Who needs a career either when you have love? You'll be with this guy forever, and by forever you really mean one month. Make some sacrifices for this unsatisfying stranger you will never change. Cut some parts off yourself to fit inside.
It's always a surprise when you're stuck trying to glue yourself back together later. You've known forever so many times you must be immortal.
I'm referring to all the people who remain teenagers and are terrified to be alone. The people who go from meeting to dating in 24 hours. The ones who just can't be bothered to know the person before proposing marriage.
They are the ones who suffer. It's all preventable from an outside perspective of course, just like drug addiction. Why don't you stop you ask as they try to fit parts back into healed over wounds.
Eventually, they will. I was one of those people. You either stop because you die, or because you start to resent anyone who shows interest.

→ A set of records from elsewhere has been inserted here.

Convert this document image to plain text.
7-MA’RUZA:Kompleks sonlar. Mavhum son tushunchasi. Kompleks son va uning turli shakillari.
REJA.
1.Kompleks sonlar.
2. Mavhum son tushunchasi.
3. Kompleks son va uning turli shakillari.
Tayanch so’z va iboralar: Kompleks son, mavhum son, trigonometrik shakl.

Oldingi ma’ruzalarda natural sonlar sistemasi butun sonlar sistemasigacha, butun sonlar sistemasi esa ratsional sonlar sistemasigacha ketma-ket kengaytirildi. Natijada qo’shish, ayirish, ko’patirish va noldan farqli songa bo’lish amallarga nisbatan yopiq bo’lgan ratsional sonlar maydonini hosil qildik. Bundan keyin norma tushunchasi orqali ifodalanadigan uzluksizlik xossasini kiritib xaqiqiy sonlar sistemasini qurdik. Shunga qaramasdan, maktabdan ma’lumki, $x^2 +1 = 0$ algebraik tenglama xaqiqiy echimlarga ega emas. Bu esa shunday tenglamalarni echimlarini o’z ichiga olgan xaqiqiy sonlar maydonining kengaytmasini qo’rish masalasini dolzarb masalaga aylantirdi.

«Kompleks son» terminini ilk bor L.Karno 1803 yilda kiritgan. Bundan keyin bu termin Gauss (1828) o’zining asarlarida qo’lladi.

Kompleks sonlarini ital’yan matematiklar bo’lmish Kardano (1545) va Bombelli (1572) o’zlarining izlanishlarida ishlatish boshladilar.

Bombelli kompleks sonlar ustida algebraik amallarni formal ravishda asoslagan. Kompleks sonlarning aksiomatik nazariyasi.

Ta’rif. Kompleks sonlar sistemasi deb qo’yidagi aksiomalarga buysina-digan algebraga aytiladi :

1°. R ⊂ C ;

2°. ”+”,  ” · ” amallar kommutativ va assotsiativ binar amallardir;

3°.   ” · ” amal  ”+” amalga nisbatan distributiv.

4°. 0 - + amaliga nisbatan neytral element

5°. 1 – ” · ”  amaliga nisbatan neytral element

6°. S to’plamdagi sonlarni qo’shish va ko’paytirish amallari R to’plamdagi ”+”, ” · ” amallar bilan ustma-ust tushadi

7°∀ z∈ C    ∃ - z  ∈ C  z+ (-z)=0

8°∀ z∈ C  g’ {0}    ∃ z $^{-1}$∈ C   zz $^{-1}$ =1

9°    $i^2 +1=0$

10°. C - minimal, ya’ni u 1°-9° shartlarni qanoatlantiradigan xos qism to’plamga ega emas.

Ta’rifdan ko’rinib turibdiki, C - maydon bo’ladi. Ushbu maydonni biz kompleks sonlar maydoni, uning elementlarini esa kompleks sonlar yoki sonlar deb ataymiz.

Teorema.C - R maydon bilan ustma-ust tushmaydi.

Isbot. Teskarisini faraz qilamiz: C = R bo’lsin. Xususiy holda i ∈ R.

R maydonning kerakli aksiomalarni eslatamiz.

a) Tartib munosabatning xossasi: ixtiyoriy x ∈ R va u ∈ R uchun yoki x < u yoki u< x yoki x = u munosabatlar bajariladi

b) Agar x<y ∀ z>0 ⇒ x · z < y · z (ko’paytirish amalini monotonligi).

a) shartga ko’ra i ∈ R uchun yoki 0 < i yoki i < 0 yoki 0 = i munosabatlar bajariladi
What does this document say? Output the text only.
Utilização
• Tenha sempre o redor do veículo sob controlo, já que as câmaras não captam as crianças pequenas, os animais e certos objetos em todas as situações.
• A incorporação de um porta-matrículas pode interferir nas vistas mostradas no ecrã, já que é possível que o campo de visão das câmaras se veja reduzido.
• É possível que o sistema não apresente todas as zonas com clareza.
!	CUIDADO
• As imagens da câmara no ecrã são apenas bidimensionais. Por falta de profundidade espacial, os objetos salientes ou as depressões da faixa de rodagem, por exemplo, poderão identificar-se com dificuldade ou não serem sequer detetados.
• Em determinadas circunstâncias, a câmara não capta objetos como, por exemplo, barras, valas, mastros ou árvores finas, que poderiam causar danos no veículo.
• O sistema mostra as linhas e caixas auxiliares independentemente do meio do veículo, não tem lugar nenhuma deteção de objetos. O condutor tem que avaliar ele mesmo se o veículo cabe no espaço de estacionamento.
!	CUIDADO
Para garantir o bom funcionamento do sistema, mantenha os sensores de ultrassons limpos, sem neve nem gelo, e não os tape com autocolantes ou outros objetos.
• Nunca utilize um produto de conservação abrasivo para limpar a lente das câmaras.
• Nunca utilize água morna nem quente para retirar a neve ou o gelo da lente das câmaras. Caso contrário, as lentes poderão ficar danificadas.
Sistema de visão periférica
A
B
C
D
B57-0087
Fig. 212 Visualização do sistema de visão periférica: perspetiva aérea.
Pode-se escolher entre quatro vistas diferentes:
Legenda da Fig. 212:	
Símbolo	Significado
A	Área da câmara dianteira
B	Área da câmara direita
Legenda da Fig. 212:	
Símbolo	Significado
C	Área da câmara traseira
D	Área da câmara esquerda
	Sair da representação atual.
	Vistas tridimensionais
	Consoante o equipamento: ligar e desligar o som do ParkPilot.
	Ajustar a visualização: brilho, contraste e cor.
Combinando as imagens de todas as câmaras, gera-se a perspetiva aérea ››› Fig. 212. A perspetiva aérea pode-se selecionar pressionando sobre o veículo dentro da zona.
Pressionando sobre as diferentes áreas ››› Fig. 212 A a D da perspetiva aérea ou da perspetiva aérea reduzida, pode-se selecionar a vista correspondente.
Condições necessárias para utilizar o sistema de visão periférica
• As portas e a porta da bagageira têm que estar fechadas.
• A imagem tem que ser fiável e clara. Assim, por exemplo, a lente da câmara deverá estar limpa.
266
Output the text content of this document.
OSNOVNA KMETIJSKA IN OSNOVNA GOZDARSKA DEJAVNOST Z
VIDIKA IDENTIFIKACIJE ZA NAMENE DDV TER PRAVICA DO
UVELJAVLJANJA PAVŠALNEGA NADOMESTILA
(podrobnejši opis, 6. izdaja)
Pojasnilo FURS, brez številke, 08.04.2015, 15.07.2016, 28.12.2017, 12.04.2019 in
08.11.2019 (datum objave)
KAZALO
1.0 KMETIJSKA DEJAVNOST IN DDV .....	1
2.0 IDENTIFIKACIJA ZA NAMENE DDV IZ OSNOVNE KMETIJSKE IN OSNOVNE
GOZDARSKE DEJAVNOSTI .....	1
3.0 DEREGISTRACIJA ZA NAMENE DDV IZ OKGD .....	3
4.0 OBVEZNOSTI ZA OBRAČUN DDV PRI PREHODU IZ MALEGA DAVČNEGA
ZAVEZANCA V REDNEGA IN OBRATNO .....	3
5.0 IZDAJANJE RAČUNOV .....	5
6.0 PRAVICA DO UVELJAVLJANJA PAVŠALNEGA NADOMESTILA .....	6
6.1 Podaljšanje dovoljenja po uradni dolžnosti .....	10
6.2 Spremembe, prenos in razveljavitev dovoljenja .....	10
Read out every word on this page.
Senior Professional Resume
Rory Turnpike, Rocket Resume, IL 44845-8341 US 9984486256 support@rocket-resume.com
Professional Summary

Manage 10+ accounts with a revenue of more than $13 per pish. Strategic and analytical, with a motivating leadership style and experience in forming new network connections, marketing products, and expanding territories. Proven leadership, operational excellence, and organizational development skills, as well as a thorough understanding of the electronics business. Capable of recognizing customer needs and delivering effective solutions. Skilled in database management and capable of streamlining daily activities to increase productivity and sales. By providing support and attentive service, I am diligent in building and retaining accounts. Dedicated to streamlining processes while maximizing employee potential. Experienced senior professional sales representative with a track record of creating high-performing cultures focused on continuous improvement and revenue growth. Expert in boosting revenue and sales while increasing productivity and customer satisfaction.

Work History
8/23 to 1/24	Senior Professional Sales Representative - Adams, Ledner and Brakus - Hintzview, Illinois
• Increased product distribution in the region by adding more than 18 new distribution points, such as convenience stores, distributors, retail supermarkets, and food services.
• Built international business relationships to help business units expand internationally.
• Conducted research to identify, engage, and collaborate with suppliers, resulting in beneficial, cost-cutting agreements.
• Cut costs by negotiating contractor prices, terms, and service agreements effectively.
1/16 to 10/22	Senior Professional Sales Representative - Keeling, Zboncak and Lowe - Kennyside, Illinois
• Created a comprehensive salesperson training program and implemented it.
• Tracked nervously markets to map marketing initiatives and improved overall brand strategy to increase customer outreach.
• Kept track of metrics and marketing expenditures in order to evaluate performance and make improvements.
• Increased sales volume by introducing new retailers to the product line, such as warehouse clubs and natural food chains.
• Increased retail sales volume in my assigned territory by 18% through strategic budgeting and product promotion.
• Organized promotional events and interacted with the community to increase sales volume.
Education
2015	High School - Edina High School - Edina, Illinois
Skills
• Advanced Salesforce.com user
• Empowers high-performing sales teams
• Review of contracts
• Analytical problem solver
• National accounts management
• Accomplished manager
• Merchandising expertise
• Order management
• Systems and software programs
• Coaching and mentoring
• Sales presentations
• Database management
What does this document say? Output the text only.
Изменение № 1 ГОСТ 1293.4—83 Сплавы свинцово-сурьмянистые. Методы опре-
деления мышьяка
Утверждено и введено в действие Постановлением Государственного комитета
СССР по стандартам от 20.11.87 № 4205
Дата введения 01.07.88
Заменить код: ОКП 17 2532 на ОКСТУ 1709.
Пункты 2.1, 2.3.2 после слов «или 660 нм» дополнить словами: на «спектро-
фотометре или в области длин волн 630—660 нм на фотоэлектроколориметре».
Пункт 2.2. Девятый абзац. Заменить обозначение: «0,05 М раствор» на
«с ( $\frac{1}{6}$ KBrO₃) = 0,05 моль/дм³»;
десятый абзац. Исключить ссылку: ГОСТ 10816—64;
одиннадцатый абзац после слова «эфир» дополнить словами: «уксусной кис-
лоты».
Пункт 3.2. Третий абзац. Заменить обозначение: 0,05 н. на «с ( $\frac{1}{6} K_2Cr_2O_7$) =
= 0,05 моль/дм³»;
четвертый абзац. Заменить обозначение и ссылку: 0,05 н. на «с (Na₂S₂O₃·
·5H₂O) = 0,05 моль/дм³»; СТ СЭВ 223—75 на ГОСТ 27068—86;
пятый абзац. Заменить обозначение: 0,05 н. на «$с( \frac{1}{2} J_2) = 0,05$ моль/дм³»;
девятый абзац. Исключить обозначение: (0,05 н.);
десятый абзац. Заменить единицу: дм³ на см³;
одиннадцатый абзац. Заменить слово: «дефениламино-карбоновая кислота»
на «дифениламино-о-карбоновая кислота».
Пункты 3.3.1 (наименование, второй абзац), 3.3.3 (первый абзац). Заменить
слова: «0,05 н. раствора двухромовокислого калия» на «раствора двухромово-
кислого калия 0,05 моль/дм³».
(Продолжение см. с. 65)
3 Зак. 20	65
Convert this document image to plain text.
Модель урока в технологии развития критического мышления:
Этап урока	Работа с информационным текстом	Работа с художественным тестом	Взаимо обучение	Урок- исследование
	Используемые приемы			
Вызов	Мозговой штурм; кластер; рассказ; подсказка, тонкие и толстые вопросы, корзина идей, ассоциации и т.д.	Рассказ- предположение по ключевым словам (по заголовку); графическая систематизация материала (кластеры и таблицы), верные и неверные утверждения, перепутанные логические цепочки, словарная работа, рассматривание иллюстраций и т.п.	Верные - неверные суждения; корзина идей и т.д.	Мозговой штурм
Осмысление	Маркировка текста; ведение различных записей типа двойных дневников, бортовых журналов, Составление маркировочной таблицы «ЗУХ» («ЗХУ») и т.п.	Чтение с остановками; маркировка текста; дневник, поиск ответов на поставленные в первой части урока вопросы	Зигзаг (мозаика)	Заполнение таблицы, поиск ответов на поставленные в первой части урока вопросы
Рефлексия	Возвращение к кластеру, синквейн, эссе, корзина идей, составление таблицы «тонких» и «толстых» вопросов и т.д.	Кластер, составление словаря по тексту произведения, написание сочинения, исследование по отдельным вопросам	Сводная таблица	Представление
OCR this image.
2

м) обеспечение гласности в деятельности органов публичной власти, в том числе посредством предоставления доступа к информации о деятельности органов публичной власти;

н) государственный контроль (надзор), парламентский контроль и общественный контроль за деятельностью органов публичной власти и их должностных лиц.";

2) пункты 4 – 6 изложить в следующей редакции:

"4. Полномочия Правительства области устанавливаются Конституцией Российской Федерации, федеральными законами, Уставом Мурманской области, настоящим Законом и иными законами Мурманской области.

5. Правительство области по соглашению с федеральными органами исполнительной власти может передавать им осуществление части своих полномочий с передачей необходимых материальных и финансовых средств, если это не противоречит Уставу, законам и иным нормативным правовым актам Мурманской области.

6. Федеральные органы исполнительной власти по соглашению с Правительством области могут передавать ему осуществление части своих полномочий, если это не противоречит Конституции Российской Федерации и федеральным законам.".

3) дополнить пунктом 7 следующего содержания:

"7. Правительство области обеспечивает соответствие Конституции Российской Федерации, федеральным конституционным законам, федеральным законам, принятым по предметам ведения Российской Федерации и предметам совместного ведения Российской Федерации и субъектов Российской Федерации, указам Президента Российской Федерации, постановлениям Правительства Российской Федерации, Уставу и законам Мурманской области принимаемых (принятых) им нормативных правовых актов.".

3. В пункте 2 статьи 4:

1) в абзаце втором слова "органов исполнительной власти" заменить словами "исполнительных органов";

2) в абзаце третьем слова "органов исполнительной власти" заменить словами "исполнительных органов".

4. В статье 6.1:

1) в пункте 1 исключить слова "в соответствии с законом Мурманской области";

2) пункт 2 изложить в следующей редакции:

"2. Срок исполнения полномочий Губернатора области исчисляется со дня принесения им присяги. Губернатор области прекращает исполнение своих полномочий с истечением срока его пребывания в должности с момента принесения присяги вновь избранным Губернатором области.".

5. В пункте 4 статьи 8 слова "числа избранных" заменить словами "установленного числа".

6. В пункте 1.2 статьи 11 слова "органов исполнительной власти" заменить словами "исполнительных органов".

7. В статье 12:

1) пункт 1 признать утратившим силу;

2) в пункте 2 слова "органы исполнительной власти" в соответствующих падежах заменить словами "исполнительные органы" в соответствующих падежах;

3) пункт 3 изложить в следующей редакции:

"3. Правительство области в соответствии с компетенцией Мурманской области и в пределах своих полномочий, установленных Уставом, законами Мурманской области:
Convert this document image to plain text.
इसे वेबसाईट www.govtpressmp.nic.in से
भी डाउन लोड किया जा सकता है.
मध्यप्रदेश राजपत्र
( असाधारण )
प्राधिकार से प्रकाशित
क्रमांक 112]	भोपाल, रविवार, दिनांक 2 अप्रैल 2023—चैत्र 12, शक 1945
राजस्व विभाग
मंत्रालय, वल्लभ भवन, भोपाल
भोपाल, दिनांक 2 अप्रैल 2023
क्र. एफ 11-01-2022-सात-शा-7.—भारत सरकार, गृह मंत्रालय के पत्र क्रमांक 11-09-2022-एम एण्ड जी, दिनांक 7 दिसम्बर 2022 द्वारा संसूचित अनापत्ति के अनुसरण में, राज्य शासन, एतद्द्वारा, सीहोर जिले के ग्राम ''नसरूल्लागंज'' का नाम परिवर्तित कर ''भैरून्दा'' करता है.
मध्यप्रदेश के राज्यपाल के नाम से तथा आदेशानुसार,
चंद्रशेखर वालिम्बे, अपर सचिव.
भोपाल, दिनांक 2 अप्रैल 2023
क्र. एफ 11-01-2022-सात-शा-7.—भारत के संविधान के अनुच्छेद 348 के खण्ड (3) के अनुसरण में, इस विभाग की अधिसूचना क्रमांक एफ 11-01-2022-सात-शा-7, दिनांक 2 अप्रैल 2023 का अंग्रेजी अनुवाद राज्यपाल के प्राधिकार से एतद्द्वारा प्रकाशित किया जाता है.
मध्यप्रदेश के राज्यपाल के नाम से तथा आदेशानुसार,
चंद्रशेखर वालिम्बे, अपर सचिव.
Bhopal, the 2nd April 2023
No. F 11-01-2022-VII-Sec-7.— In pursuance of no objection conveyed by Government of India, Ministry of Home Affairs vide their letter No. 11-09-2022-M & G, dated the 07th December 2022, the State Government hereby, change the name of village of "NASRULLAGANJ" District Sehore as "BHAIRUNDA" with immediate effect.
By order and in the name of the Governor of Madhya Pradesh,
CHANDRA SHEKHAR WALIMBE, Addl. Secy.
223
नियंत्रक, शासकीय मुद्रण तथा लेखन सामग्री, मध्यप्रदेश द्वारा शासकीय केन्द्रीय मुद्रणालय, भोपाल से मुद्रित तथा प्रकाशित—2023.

In the mean time, you learn to live life as a frantic game of spin the bottle. You create whole new people in your mind to paint over the strangers you find and date. When the paint chips away, reality is uglier for it, and reality becomes a deal breaker.
I stopped that pattern years ago, because I realized I had reached 25 with nothing to show for it but a calcified, bitter husk of a heart. After years of heaving it blindly into oncoming traffic, which is what dating is, it had hardened to protect itself, and in doing so it made me angry and bored and judgmental. Self respect is more important than not being alone. Remember this, because it will save your life.
Also, if you came here because I rated you on here... well, I don't take it too seriously. It's like a very terrible game where I can rate strangers. If you know me in real life... I am sorry. I promise I am not trying to be creepy and rub myself all over your walls and invade your underwear drawer. I was just feeling judgmental and you were judged highly! I have no genitals anymore, after all. I lost them in the wars. All the wars. Mostly the war of 1812. That shit was brutal.
Luckily, the world is suddenly filled to spillover with saxophones!
Saxophones: suddenly popular again thanks to dirty, bearded, skanky hipsters with cartoon network ninja hair buns. I want to be happy for Saxophones, but I can't help feeling like they're the Carrie of instruments in pop music. Hipsters playing them to be ironic, with the other instruments like "they're all gonna laugh at you!"
Side note: the best modern playing of a saxophone is in M83's Midnight City. That song makes me believe that not everyone plays them to be "ironic" and "edgy" Up yours, bearded skankasaurs!
Who watches Grace Helbig?
Water was invented by Paula Deen in 1997.
I made Grace's funfetti brownies and had to be rolled end over end around my apartment for days and all the doorways lubricated with cooking oil. I ate ALL OF THE DAMN BROWNIES. SAVE YOURSELF. DON'T MAKE FOOD!